I do not know what you think, Mr Amess, as the hon. Lady asked you, but I think that it is right to consult and to respond, as HMRC has done in this case, to the responses received during consultation. Respondents stated that the approach was a significant deterrent to donors, as they would feel frustrated at not receiving a reduction where other donors did. I suspect that the hon. Lady feels the same way.
I wonder whether the Minister will answer my earlier question about whether she thinks it was the lack of consultation on tax relief for charitable donations that led to the Government getting that so wrong in the Budget, as well as the mistakes on caravans and pasties. The Minister is discussing the virtues of consultation and perhaps the Treasury could use consultation more often in future to avoid the U-turns and mistakes that have been made.
The Treasury, in the care of this Front-Bench team and that of the Chancellor and the Chief Secretary to the Treasury, is delighted to use consultation where it matters and to listen when it is told things. I do not know whether the hon. Lady thinks that pasties are pre-eminent objects, but I shall return to what is in front of us today in order to conclude the Finance Bill with enough time to spare.

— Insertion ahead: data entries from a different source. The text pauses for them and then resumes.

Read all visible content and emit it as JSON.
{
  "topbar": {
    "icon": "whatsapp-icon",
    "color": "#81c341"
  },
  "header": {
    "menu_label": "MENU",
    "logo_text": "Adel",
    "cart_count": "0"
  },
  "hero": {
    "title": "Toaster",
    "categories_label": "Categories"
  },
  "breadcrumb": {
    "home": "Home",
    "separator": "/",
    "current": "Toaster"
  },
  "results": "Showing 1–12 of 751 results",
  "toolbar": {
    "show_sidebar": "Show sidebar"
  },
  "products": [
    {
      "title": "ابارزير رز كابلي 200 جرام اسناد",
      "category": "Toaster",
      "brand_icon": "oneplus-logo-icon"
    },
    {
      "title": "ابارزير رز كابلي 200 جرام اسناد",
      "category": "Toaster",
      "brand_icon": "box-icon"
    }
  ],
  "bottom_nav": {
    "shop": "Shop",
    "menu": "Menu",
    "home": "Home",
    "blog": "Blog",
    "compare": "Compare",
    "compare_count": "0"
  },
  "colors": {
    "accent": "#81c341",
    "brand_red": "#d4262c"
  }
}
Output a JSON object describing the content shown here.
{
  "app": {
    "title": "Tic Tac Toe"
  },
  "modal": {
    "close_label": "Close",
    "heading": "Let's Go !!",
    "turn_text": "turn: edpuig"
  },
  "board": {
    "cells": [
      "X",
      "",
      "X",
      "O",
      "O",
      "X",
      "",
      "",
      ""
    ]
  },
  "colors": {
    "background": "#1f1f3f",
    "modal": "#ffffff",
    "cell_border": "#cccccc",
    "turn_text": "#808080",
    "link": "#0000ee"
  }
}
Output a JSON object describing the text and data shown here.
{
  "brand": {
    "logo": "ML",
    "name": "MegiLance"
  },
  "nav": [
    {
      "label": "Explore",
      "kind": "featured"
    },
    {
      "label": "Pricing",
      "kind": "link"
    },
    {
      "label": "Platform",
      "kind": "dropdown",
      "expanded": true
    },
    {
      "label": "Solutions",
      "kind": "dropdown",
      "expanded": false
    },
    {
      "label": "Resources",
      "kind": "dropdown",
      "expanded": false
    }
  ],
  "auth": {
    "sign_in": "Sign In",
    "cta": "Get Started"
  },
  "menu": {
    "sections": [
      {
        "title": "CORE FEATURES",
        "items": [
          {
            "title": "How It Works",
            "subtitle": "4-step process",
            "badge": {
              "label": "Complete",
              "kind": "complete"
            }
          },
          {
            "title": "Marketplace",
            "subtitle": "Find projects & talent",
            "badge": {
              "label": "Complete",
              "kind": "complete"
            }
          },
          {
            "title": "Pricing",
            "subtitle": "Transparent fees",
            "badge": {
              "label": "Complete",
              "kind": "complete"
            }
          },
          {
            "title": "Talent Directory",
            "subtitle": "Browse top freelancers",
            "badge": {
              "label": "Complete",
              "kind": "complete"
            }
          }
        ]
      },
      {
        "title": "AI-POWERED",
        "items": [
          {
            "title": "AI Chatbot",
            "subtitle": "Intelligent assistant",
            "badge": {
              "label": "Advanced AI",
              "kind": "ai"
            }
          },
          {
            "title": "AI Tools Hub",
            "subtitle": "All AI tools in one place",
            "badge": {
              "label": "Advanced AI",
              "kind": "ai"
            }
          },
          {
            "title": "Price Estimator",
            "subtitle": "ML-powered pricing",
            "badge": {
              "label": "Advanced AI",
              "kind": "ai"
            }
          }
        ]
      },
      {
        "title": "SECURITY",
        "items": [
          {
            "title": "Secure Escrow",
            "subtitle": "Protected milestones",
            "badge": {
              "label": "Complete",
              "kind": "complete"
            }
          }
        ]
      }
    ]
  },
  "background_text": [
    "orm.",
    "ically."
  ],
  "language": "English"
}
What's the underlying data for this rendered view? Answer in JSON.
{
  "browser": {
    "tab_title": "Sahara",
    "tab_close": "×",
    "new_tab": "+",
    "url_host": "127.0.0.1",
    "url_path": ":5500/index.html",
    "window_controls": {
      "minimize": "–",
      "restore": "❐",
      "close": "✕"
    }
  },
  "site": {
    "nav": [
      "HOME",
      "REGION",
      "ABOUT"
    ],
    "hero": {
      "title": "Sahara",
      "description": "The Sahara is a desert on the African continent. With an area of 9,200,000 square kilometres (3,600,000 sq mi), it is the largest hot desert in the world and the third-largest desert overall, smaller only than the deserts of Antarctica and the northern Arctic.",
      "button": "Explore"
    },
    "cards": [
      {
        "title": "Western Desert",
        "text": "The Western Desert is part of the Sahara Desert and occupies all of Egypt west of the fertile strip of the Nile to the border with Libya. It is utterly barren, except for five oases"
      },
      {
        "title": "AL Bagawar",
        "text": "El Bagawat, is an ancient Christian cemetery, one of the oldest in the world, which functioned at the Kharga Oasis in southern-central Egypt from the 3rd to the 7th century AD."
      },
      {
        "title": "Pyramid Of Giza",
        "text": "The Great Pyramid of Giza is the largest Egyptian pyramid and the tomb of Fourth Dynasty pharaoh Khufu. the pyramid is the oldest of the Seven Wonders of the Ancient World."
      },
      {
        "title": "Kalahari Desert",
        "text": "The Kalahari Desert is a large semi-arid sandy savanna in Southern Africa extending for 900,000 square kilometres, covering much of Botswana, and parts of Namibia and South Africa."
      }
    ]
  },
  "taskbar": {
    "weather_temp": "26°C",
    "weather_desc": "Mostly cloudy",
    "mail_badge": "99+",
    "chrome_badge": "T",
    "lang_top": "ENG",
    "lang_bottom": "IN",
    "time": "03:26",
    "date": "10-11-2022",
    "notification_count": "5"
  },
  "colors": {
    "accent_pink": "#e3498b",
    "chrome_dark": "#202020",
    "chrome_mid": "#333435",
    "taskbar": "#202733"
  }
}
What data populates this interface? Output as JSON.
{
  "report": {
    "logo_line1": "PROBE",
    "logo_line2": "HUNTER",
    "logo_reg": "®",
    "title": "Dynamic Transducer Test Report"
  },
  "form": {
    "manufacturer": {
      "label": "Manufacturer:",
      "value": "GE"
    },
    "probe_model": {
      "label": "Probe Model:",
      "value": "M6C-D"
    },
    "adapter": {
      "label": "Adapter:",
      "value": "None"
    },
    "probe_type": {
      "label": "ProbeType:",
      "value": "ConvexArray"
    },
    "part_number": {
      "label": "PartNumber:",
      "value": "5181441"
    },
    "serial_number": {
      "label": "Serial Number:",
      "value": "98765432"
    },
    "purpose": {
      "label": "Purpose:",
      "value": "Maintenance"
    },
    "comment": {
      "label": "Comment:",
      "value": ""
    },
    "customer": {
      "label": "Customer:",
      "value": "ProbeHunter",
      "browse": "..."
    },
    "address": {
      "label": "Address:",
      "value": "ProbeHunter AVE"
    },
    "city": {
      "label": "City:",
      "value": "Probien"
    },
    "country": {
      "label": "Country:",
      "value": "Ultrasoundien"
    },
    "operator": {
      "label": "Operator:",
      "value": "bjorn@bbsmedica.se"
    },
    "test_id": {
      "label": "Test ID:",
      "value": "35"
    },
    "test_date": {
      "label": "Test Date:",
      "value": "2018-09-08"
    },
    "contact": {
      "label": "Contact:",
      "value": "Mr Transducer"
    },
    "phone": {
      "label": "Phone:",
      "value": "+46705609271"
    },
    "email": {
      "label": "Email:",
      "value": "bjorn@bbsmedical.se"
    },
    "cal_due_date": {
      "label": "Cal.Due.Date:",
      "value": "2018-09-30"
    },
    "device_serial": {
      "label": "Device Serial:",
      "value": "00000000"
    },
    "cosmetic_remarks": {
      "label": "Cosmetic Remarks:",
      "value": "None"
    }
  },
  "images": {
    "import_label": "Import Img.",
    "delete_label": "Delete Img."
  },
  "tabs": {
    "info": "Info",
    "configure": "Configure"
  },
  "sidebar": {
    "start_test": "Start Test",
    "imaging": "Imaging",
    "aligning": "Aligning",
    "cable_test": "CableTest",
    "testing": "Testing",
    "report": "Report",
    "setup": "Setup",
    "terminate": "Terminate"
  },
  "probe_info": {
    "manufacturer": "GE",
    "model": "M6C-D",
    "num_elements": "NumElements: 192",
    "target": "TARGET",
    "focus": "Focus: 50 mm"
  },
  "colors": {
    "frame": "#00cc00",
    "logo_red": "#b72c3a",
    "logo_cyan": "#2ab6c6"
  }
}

I have answered the points on estate duty in broad-brush terms, but let me put some numbers to it and draw out the comparison with inheritance tax to which I have just referred. The first 40% of the estate duty charge will be waived, which is exactly like the inheritance conditional exemption charge that has a flat rate of 40%. Any remaining estate duty, if any, would need to be paid. The donor would, however, receive a 30% tax reduction, which could be used to offset against income tax and capital gains tax liabilities. I hope that that answers the hon. Lady’s question and is sufficient to ensure the clause and schedule will be passed.